Sir Paul McCartney roused ISS Expedition 12 commander Bill McArthur and flight engineer Valery Tokarev early Nov. 13, 2005 EST during live concert broadcast to the International Space Station. During his tour, the former Beatle also paid tribute to NASA's STS-114 shuttle astronaut crew.
NASA will beam The Beatles' song, "Across the Universe," into deep space Monday in an unprecedented long distance dedication by the U.S. agency.
NASA's Deep Space Network will transmit the song at 7:00 p.m. EST (0000 Feb. 5 GMT) on Feb. 4 in honor of several cosmic-themed anniversaries.
Monday marks the 40th anniversary of the day the song was recorded. This year also marks the 50th anniversary of NASA's founding and the inception of The Beatles. Two other milestones also are being honored including, the 50th anniversary of Explorer 1, the first U.S. satellite, and the 45th birthday of the Deep Space Network, an international network of antennas that supports missions to explore the universe.
The transmission is aimed at the North Star, Polaris, 431 light-years away from Earth, travelling at a speed of 186,000 miles per second (300,000 kps).
"Across the Universe," though credited to "Lennon/McCartney," was principally written by Beatle John Lennon, and the lyrics speak of "limitless undying love which/shines around me like a million suns."

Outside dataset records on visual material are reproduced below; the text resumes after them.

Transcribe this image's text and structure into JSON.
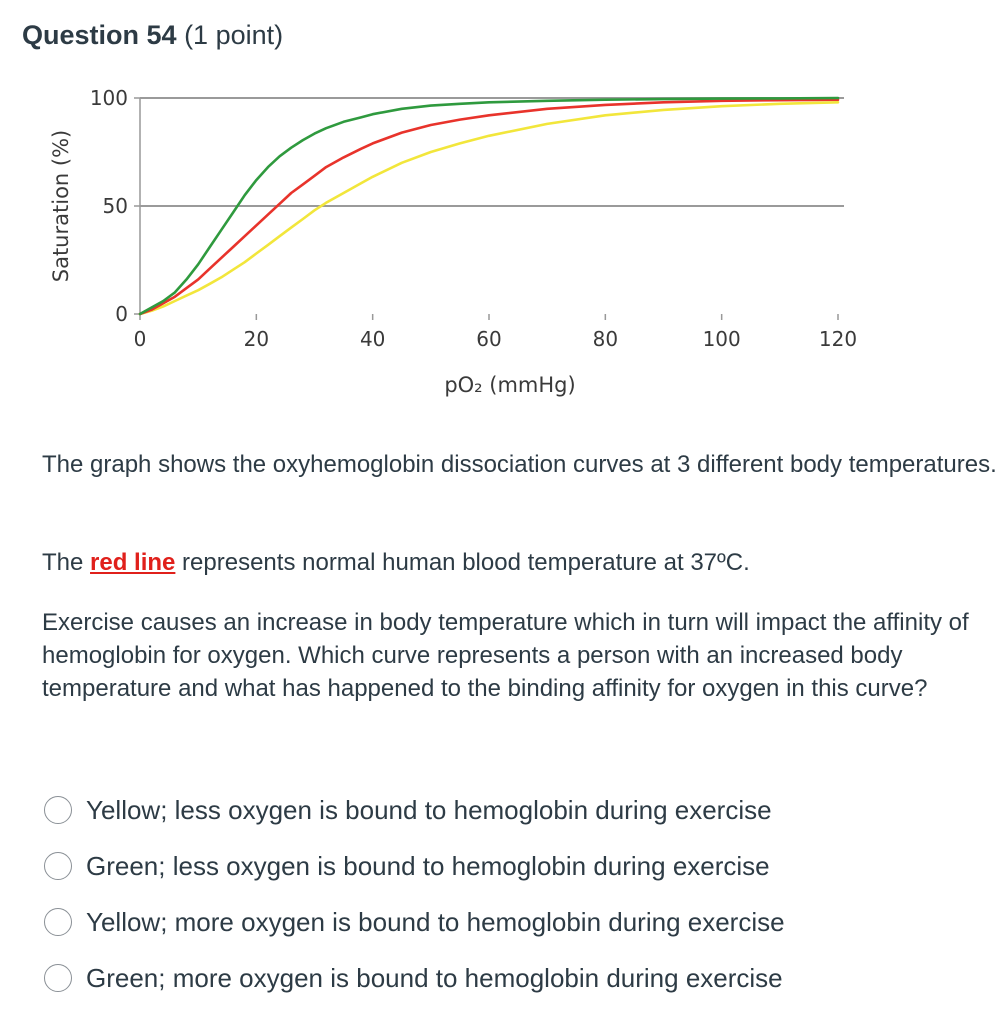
{
  "question": {
    "name": "Question 54",
    "points": "(1 point)"
  },
  "chart_data": {
    "type": "line",
    "xlabel": "pO₂ (mmHg)",
    "ylabel": "Saturation (%)",
    "xlim": [
      0,
      120
    ],
    "ylim": [
      0,
      100
    ],
    "xticks": [
      "0",
      "20",
      "40",
      "60",
      "80",
      "100",
      "120"
    ],
    "yticks": [
      "0",
      "50",
      "100"
    ],
    "grid": "horizontal at 50 and 100",
    "series": [
      {
        "name": "green",
        "color": "#2f9a3e",
        "x": [
          0,
          2,
          4,
          6,
          8,
          10,
          12,
          14,
          16,
          18,
          20,
          22,
          24,
          26,
          28,
          30,
          32,
          35,
          38,
          40,
          45,
          50,
          55,
          60,
          70,
          80,
          90,
          100,
          110,
          120
        ],
        "y": [
          0,
          3,
          6,
          10,
          16,
          23,
          31,
          39,
          47,
          55,
          62,
          68,
          73,
          77,
          80.5,
          83.5,
          86,
          89,
          91,
          92.5,
          95,
          96.5,
          97.3,
          98,
          98.7,
          99.2,
          99.5,
          99.7,
          99.8,
          100
        ]
      },
      {
        "name": "red",
        "color": "#e8332b",
        "x": [
          0,
          2,
          4,
          6,
          8,
          10,
          12,
          14,
          16,
          18,
          20,
          22,
          24,
          26,
          28,
          30,
          32,
          35,
          38,
          40,
          45,
          50,
          55,
          60,
          70,
          80,
          90,
          100,
          110,
          120
        ],
        "y": [
          0,
          2,
          5,
          8,
          12,
          16,
          21,
          26,
          31,
          36,
          41,
          46,
          51,
          56,
          60,
          64,
          68,
          72.5,
          76.5,
          79,
          84,
          87.5,
          90,
          92,
          95,
          96.8,
          98,
          98.7,
          99,
          99.2
        ]
      },
      {
        "name": "yellow",
        "color": "#f2e63b",
        "x": [
          0,
          2,
          4,
          6,
          8,
          10,
          12,
          14,
          16,
          18,
          20,
          22,
          24,
          26,
          28,
          30,
          32,
          35,
          38,
          40,
          45,
          50,
          55,
          60,
          70,
          80,
          90,
          100,
          110,
          120
        ],
        "y": [
          0,
          1.5,
          3.5,
          6,
          8.5,
          11,
          14,
          17,
          20.5,
          24,
          28,
          32,
          36,
          40,
          44,
          48,
          51.5,
          56,
          60.5,
          63.5,
          70,
          75,
          79,
          82.5,
          88,
          92,
          94.5,
          96.2,
          97.3,
          98
        ]
      }
    ]
  },
  "body": {
    "p1": "The graph shows the oxyhemoglobin dissociation curves at 3 different body temperatures.",
    "p2_before": "The ",
    "p2_link": "red line",
    "p2_after": " represents normal human blood temperature at 37ºC.",
    "p3": "Exercise causes an increase in body temperature which in turn will impact the affinity of hemoglobin for oxygen. Which curve represents a person with an increased body temperature and what has happened to the binding affinity for oxygen in this curve?"
  },
  "answers": [
    "Yellow; less oxygen is bound to hemoglobin during exercise",
    "Green; less oxygen is bound to hemoglobin during exercise",
    "Yellow; more oxygen is bound to hemoglobin during exercise",
    "Green; more oxygen is bound to hemoglobin during exercise"
  ]
}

"Amazing! Well done, NASA!" said former Beatle Sir Paul McCartney in a message to the space agency. "Send my love to the aliens."

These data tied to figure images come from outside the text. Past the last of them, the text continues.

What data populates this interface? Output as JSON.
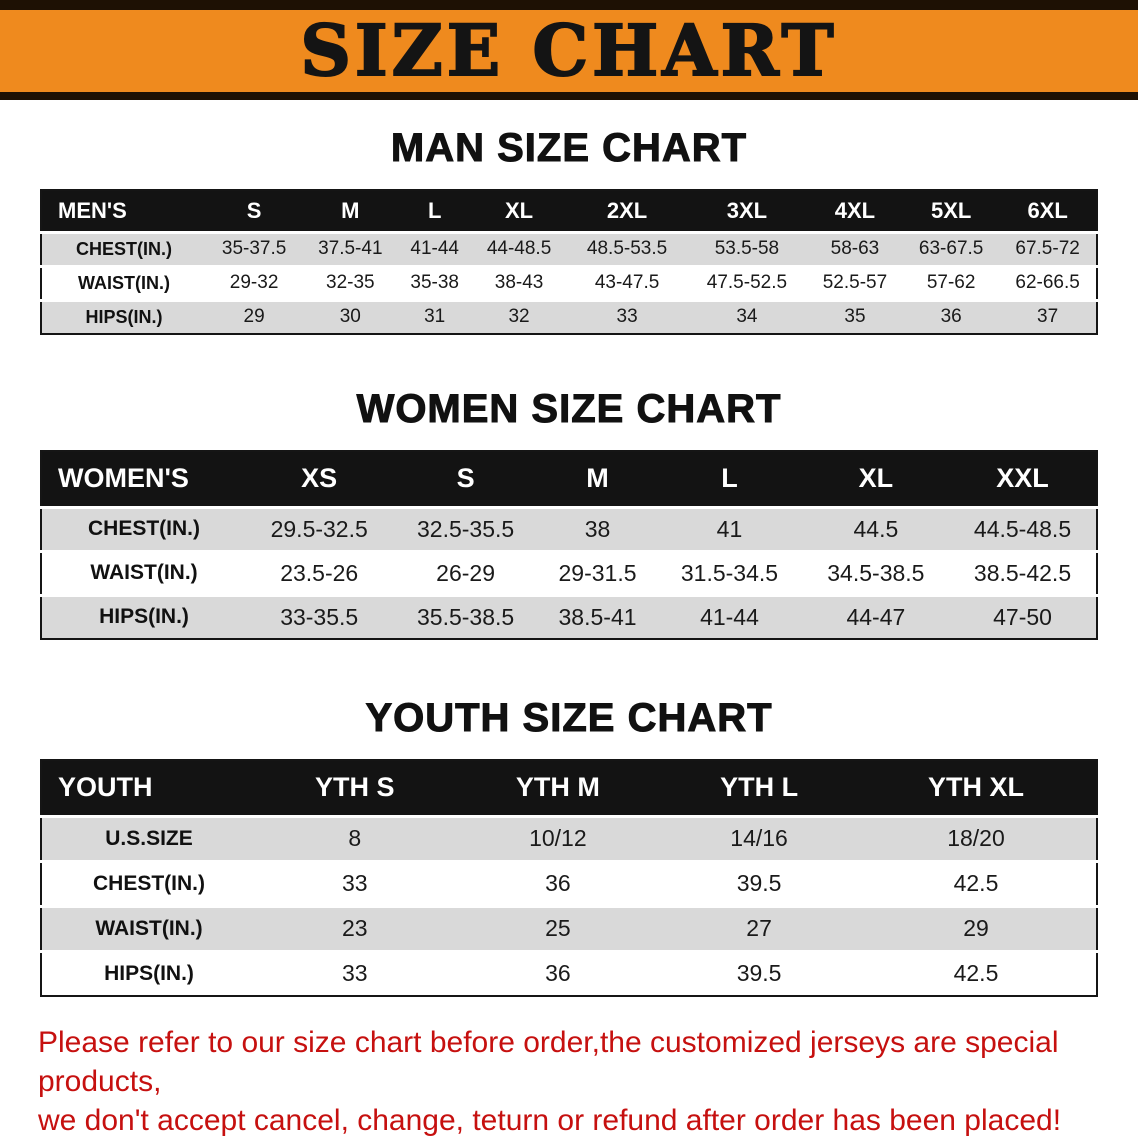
{
  "banner": {
    "title": "SIZE CHART"
  },
  "colors": {
    "banner_orange": "#ef8a1e",
    "banner_border": "#1e1104",
    "header_black": "#131313",
    "row_gray": "#d9d9d9",
    "row_white": "#ffffff",
    "note_red": "#c6100f"
  },
  "chart_data": [
    {
      "type": "table",
      "id": "men",
      "title": "MAN SIZE CHART",
      "header": [
        "MEN'S",
        "S",
        "M",
        "L",
        "XL",
        "2XL",
        "3XL",
        "4XL",
        "5XL",
        "6XL"
      ],
      "rows": [
        [
          "CHEST(IN.)",
          "35-37.5",
          "37.5-41",
          "41-44",
          "44-48.5",
          "48.5-53.5",
          "53.5-58",
          "58-63",
          "63-67.5",
          "67.5-72"
        ],
        [
          "WAIST(IN.)",
          "29-32",
          "32-35",
          "35-38",
          "38-43",
          "43-47.5",
          "47.5-52.5",
          "52.5-57",
          "57-62",
          "62-66.5"
        ],
        [
          "HIPS(IN.)",
          "29",
          "30",
          "31",
          "32",
          "33",
          "34",
          "35",
          "36",
          "37"
        ]
      ]
    },
    {
      "type": "table",
      "id": "women",
      "title": "WOMEN SIZE CHART",
      "header": [
        "WOMEN'S",
        "XS",
        "S",
        "M",
        "L",
        "XL",
        "XXL"
      ],
      "rows": [
        [
          "CHEST(IN.)",
          "29.5-32.5",
          "32.5-35.5",
          "38",
          "41",
          "44.5",
          "44.5-48.5"
        ],
        [
          "WAIST(IN.)",
          "23.5-26",
          "26-29",
          "29-31.5",
          "31.5-34.5",
          "34.5-38.5",
          "38.5-42.5"
        ],
        [
          "HIPS(IN.)",
          "33-35.5",
          "35.5-38.5",
          "38.5-41",
          "41-44",
          "44-47",
          "47-50"
        ]
      ]
    },
    {
      "type": "table",
      "id": "youth",
      "title": "YOUTH SIZE CHART",
      "header": [
        "YOUTH",
        "YTH S",
        "YTH M",
        "YTH L",
        "YTH XL"
      ],
      "rows": [
        [
          "U.S.SIZE",
          "8",
          "10/12",
          "14/16",
          "18/20"
        ],
        [
          "CHEST(IN.)",
          "33",
          "36",
          "39.5",
          "42.5"
        ],
        [
          "WAIST(IN.)",
          "23",
          "25",
          "27",
          "29"
        ],
        [
          "HIPS(IN.)",
          "33",
          "36",
          "39.5",
          "42.5"
        ]
      ]
    }
  ],
  "note": {
    "line1": "Please refer to our size chart before order,the customized jerseys are special products,",
    "line2": "we don't accept cancel, change, teturn or refund after order has been placed!"
  }
}
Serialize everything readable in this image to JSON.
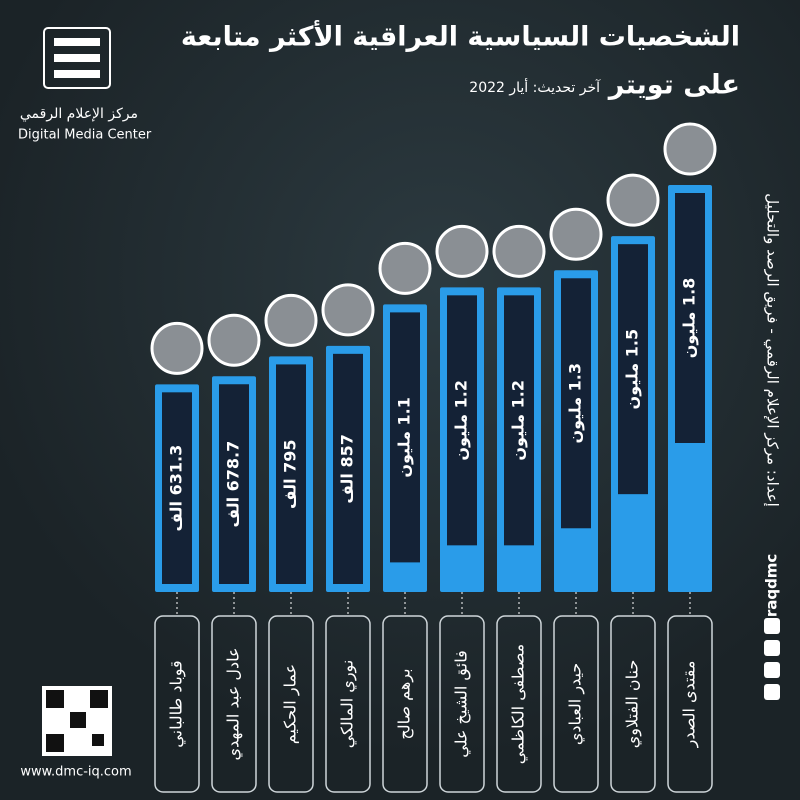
{
  "chart_data": {
    "type": "bar",
    "title": [
      "الشخصيات السياسية العراقية الأكثر متابعة",
      "على تويتر"
    ],
    "subtitle": "آخر تحديث: أيار 2022",
    "categories": [
      "قوباد طالباني",
      "عادل عبد المهدي",
      "عمار الحكيم",
      "نوري المالكي",
      "برهم صالح",
      "فائق الشيخ علي",
      "مصطفى الكاظمي",
      "حيدر العبادي",
      "حنان الفتلاوي",
      "مقتدى الصدر"
    ],
    "values": [
      631.3,
      678.7,
      795,
      857,
      1100,
      1200,
      1200,
      1300,
      1500,
      1800
    ],
    "value_labels": [
      "631.3 الف",
      "678.7 الف",
      "795 الف",
      "857 الف",
      "1.1 مليون",
      "1.2 مليون",
      "1.2 مليون",
      "1.3 مليون",
      "1.5 مليون",
      "1.8 مليون"
    ],
    "color": "#2a9ce9"
  },
  "brand": {
    "name_ar": "مركز الإعلام الرقمي",
    "name_en": "Digital Media Center",
    "credit": "إعداد: مركز الإعلام الرقمي - فريق الرصد والتحليل",
    "handle": "iraqdmc",
    "website": "www.dmc-iq.com"
  }
}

Lennon's widow, Yoko Ono, commented: "I see that this is the beginning of the new age in which we will communicate with billions of planets across the universe."

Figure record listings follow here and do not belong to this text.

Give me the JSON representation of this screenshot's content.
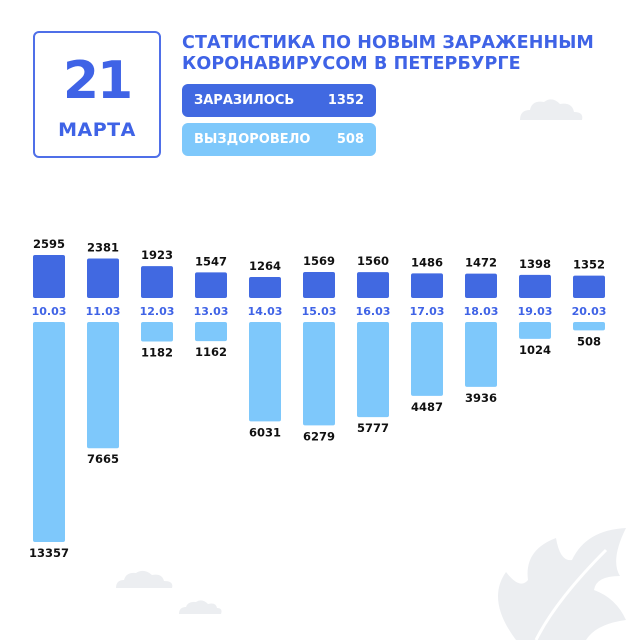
{
  "header": {
    "day": "21",
    "month": "МАРТА",
    "title_line1": "СТАТИСТИКА ПО НОВЫМ ЗАРАЖЕННЫМ",
    "title_line2": "КОРОНАВИРУСОМ В ПЕТЕРБУРГЕ"
  },
  "summary": {
    "infected_label": "ЗАРАЗИЛОСЬ",
    "infected_value": "1352",
    "recovered_label": "ВЫЗДОРОВЕЛО",
    "recovered_value": "508"
  },
  "colors": {
    "accent": "#3f63e6",
    "infected": "#4169e1",
    "recovered": "#7ec8fb",
    "decor": "#eceef1"
  },
  "chart_data": {
    "type": "bar",
    "categories": [
      "10.03",
      "11.03",
      "12.03",
      "13.03",
      "14.03",
      "15.03",
      "16.03",
      "17.03",
      "18.03",
      "19.03",
      "20.03"
    ],
    "series": [
      {
        "name": "ЗАРАЗИЛОСЬ",
        "values": [
          2595,
          2381,
          1923,
          1547,
          1264,
          1569,
          1560,
          1486,
          1472,
          1398,
          1352
        ]
      },
      {
        "name": "ВЫЗДОРОВЕЛО",
        "values": [
          13357,
          7665,
          1182,
          1162,
          6031,
          6279,
          5777,
          4487,
          3936,
          1024,
          508
        ]
      }
    ]
  }
}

NASA has used Beatles music before, notably in November 2005, when McCartney performed the song "Good Day Sunshine" during a concert transmitted to the International Space Station. "Here Comes the Sun," "Ticket to Ride" and "A Hard Day's Night" have also been played in wake-up calls to astronaut crews in orbit.
The public around the world has been invited to participate in the event by playing the song at the same time it is transmitted by NASA.
Many of the senior NASA scientists and engineers involved consider themselves among the group's biggest fans.
[Ed. note: What we would like to know, of course, is if McCartney's group Wings' hit single, "Venus and Mars," will be beamed towards Venus and/or Mars anytime soon.]